Parmi ses principaux objectifs, on relève la volonté des deux pays d’instituer « une zone économique franco-allemande dotée de règles communes ». Les législations économiques devront être « harmonisées » et les « politiques économiques coordonnées de façon régulière ». Le but étant de « favoriser la convergence entre les deux États et d’améliorer la compétitivité de leurs économies ». Ce processus doit être évalué par un « Conseil franco-allemand d’experts économiques indépendants », à l’instar du « Conseil des sages » allemand qui joue un rôle important outre-Rhin.

Le poids des divergences

Ces objectifs sont largement dictés par la volonté franco-allemande de consolider la zone euro et d’assurer la compétitivité des deux pays dans un espace économique globalisé et très concurrentiel. Si l’on doit s’en réjouir, sont-ils réalistes ? Le défi est considérable. Les divergences structurelles entre Paris et Berlin, qui renvoient à des cultures économiques différentes, persistent.

Certes, opposer une France « dirigiste » à une Allemagne « libérale » est excessif, d’autant que les deux pays partagent la vision d’une économie de marché régulée – ce qui les distingue du modèle économique britannique par exemple. La logique du libre-échange, dans un contexte à la fois européen (marché unique) et mondial (Accord général sur les tarifs douaniers et le commerce, puis Organisation mondiale du commerce) a aussi exercé une influence majeure sur la convergence des approches économiques française et allemande ces dernières décennies. Mais il n’en demeure pas moins que les modèles économiques français et allemand sont toujours largement façonnés par l’histoire, les mentalités et structures institutionnelles des deux pays.

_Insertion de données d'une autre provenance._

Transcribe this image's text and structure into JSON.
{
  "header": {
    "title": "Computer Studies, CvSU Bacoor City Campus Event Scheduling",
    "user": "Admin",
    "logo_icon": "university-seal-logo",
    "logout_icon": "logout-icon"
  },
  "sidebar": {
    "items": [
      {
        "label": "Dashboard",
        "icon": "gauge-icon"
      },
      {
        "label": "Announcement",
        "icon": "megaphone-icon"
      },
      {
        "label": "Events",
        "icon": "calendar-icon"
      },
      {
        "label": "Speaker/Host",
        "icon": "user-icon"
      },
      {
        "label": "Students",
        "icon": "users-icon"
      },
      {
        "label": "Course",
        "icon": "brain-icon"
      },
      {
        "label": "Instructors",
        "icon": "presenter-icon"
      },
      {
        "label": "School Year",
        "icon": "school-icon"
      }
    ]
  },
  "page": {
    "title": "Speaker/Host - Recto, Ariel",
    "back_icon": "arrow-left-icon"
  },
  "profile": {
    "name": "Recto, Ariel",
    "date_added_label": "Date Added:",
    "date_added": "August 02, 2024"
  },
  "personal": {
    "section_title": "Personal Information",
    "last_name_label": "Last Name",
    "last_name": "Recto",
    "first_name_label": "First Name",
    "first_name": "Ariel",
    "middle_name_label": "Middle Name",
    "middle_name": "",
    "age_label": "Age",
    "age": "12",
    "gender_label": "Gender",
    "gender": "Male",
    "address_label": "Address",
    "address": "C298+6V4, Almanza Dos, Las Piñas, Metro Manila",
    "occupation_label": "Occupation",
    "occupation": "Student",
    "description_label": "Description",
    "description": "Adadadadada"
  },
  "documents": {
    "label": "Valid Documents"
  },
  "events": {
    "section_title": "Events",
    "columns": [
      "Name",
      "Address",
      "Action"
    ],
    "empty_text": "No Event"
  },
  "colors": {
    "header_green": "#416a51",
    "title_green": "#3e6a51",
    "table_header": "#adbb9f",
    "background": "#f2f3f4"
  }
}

L’Allemagne s’est dotée à la fin des années 1940 d’un cadre économique inspiré par l’ordolibéralisme, basé sur la liberté d’entreprendre, la déconcentration et la décentralisation des processus de prise de décision, le respect des règles et la co-décision entre partenaires sociaux. La France, où l’État joue traditionnellement un rôle jugé nécessaire dans l’économie, accepte davantage des structures de pouvoir verticales et accorde tout naturellement des fonctions discrétionnaires importantes aux pouvoirs publics. En Allemagne, la priorité est accordée à la stabilité, budgétaire et monétaire avant tout, tandis qu’en France, la politique budgétaire et monétaire est soumise au primat de la croissance. Ces traditions sont très ancrées dans la pensée collective des acteurs politiques et économiques des deux pays.

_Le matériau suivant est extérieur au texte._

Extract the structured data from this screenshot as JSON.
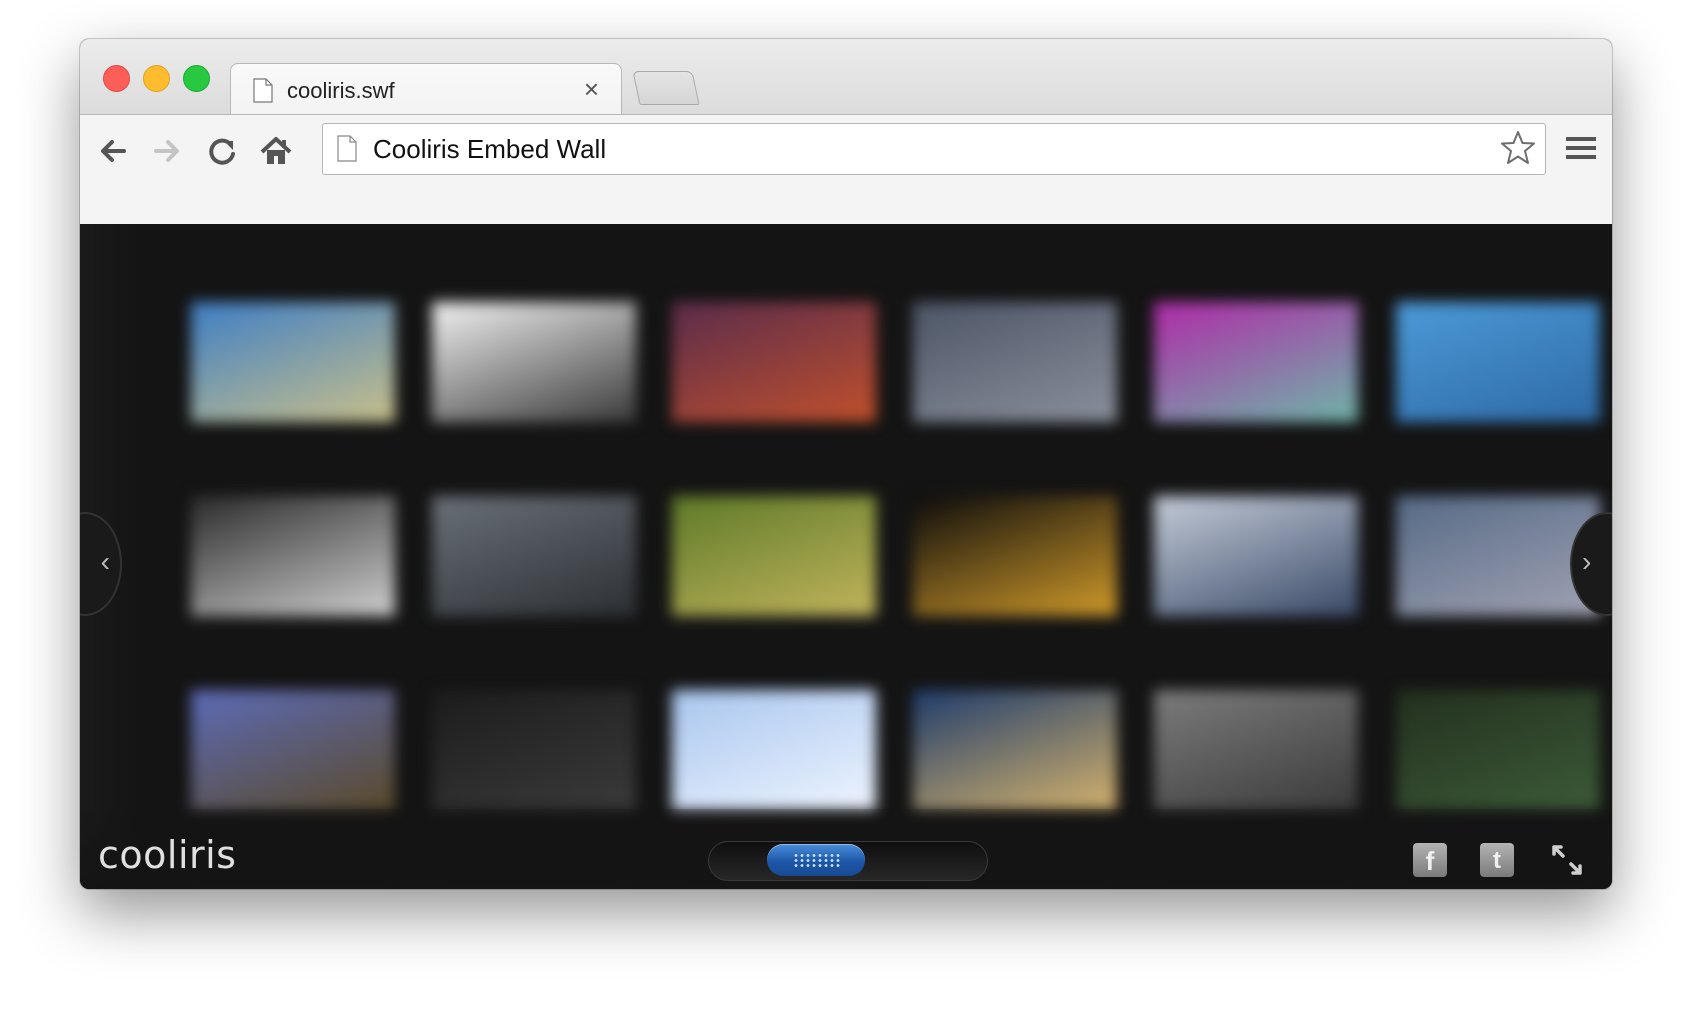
{
  "browser": {
    "tab": {
      "title": "cooliris.swf",
      "close_glyph": "×"
    },
    "omnibox": {
      "title": "Cooliris Embed Wall"
    },
    "toolbar_icons": [
      "back-icon",
      "forward-icon",
      "reload-icon",
      "home-icon",
      "star-icon",
      "menu-icon"
    ]
  },
  "wall": {
    "logo": "cooliris",
    "nav": {
      "prev": "‹",
      "next": "›"
    },
    "social": {
      "facebook": "f",
      "twitter": "t"
    },
    "thumbnails": [
      {
        "colors": [
          "#3d7ec6",
          "#c9c08a"
        ]
      },
      {
        "colors": [
          "#f2f2f2",
          "#3a3a3a"
        ]
      },
      {
        "colors": [
          "#5a2c4c",
          "#c0502c"
        ]
      },
      {
        "colors": [
          "#4c5566",
          "#8a909c"
        ]
      },
      {
        "colors": [
          "#b02aa8",
          "#6fb5a8"
        ]
      },
      {
        "colors": [
          "#4c9ad8",
          "#2d6aa6"
        ]
      },
      {
        "colors": [
          "#2a2a2a",
          "#cfcfcf"
        ]
      },
      {
        "colors": [
          "#6a7078",
          "#2c3034"
        ]
      },
      {
        "colors": [
          "#5d7a28",
          "#c2b45c"
        ]
      },
      {
        "colors": [
          "#0c0c0c",
          "#d09a2a"
        ]
      },
      {
        "colors": [
          "#c4ccd8",
          "#3a4a68"
        ]
      },
      {
        "colors": [
          "#566a86",
          "#a0a2b2"
        ]
      },
      {
        "colors": [
          "#5c6bb8",
          "#5a4a2a"
        ]
      },
      {
        "colors": [
          "#1c1c1c",
          "#3a3a3a"
        ]
      },
      {
        "colors": [
          "#a8c6ee",
          "#eef4ff"
        ]
      },
      {
        "colors": [
          "#1e3c6c",
          "#d4b26c"
        ]
      },
      {
        "colors": [
          "#7c7c7c",
          "#3a3a3a"
        ]
      },
      {
        "colors": [
          "#23301e",
          "#3c5a38"
        ]
      }
    ]
  },
  "scrollbar": {
    "position": 0.32
  }
}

Rappelons aussi que la culture du consensus et la recherche du dialogue entre partenaires sociaux sont beaucoup plus prononcées en Allemagne qu’en France (où les conflits sociaux peuvent atteindre des degrés de violence ponctuels inconcevables en République fédérale), que la politique économique allemande est basée sur l’offre alors que la demande joue un rôle central en France, et que cette dernière accorde la priorité au marché intérieur, alors que 46 % du produit intérieur brut (PIB) allemand sont assurés par les exportations (en particulier à destination de ses partenaires de l’Union européenne).

Si les deux pays ont connu une phase de rapprochement de leurs cultures économiques à compter de 1974 (la phase « keynésienne » française de 1981-1982 mise à part), ils connaissent depuis la crise financière de 2008, et à l’instar de l’ensemble des pays de l’Union économique et monétaire (UEM), des trajectoires économiques différentes. Alors que la monnaie unique était censée favoriser une convergence macroéconomique entre les pays qui l’ont adoptée, elle a au contraire accentué et nourri les divergences macroéconomiques entre les 19 États, y compris et surtout entre la France et l’Allemagne. Jamais sans doute depuis la fin de la Seconde Guerre mondiale, les différences franco-allemandes au niveau de la balance courante, du taux de chômage, de la compétitivité industrielle, du déficit budgétaire et de la dette publique ne se sont avérées aussi importantes qu’aujourd’hui.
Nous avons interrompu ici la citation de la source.